My Dad built his first “stick burner” in the mid 1970’s, and entered one of the first barbecue competitions in North Texas…the North Texas State Fair.  In between cook offs, we cooked briskets to sell…we cooked a LOT of briskets.  My dad built another pit identical to the one pictured below, only with doors on the opposite side, so we could park them both next to each other, and cook 28-30 at a time.

Sometime in the mid 80’s, my Dad decided to build another pit…a rotisserie.  He did a lot of research, making multiple trips to a library in Dallas, which I later learned was a patent library.  He and a close friend built a darn close replica of a Southern Pride 700 BBL, but it was bigger in most every direction.  This pit was a beast.  It worked great for the most part, but it had its design flaws.  The best part was the consistency and the capacity.  That pit stayed around until the mid 1990’s when grew tired of cooking so much, and needed to quit doing so much lifting.  He sold it to a guy working hurricane relief catering in Southern Louisiana.

Fast forward to 2007…

I decided I had time to cook, and wanted to try to grow my own customer base.  Back to the basics with the original stick burners!  I quickly remembered WHY he had built that first rotisserie.  14 at a time wasn’t cutting it.  So, I started shopping.  It took two years until I found my first commercial pit.  It was a Southern Pride SPK-500-Mobile.  I cooked as many as I could afford at a time, and the customers told me right quick “I can tell its not the same as your Dad’s.”  That was PAINFUL.  I tried, and tested, and tried some more, and my biggest critic and my biggest fan, my Dad, tried some terrible stuff.  He would sit and shake his head and giggle.

After that Christmas, I had a breakthrough moment.  I went to my Dad’s with two samples of fresh brisket, about 20 minutes after he poured his first cup of coffee.  I believe his first words were “I DON’T WANT THAT SHIT, IT’S TOO EARLY…”, but he tried both of them.  And, I’d finally gotten it right, and he couldn’t tell which one was off his old pit and which one was off the Southern Pride.  
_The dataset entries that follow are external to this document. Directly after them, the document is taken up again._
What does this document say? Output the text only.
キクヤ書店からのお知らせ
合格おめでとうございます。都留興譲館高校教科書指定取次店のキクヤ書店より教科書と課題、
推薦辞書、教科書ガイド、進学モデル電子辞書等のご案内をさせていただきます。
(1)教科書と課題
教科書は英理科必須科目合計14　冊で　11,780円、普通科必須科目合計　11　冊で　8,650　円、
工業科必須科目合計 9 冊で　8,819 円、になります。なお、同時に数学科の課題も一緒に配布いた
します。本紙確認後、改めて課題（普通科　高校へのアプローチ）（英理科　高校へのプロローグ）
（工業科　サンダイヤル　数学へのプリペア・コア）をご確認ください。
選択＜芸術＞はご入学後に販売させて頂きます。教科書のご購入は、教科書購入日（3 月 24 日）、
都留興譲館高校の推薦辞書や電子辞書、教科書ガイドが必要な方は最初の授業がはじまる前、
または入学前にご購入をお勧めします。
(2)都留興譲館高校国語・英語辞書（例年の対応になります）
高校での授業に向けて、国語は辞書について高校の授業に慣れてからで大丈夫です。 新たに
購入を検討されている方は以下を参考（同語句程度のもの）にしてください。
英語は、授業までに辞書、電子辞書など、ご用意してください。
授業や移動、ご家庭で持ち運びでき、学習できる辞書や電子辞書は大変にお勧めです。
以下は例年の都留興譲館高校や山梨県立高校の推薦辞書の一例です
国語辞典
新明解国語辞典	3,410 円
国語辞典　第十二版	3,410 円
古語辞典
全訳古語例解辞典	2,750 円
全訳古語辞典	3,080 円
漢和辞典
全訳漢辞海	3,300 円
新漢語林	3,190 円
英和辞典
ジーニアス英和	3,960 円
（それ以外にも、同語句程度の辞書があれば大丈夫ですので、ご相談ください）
Summer of 2011, I needed some help.

In August of 2011, a Southern Pride 1400 came along, and we picked it up worth the money.  I had pinched a nerve in my neck, and I couldn’t lift like I needed to.  I recruited a friend of mine (Ben Schoenthal) to help me out, mainly as we were getting the tamale production (that’s a whole ‘nother story) off the ground.  Business was really good, and we were cooking like 4 nights a week starting November 1st, after our full time jobs.  While a lot of our friends were going to comps, we stayed home and cooked and packaged.  Texas Chow, LLC was born in January 2012.

Out of necessity…

We sold that 1400 right after the first of the year to a man near Fair Park in Dallas.  I am sure he’s still cooking on it.  After that, I wanted to try to grow the equipment side of the business.  I could keep some commercial pits in stock, and always have something huge to cook on.  My Dad beat it into me early on that if I ever wanted to have anything, I needed to reinvest into what I was interested in.  Luckily, that stuck.  We turned around 10 pits in 2012, and somewhere near that in 2013.  My wife and I moved to San Antonio in January 2014 to follow up on a dream, but sadly I lost my best friend, my Dad, on Valentine’s Day of 2015.  My Dad taught me a lot more than I ever realized until I moved back home to Krum this summer.  My wife and I have taken several months with my Mom to figure out how to proceed with our affairs.  One thing is for certain, barbecue is always going to be a part of me, of us.  The embers of Texas Chow are starting to smolder.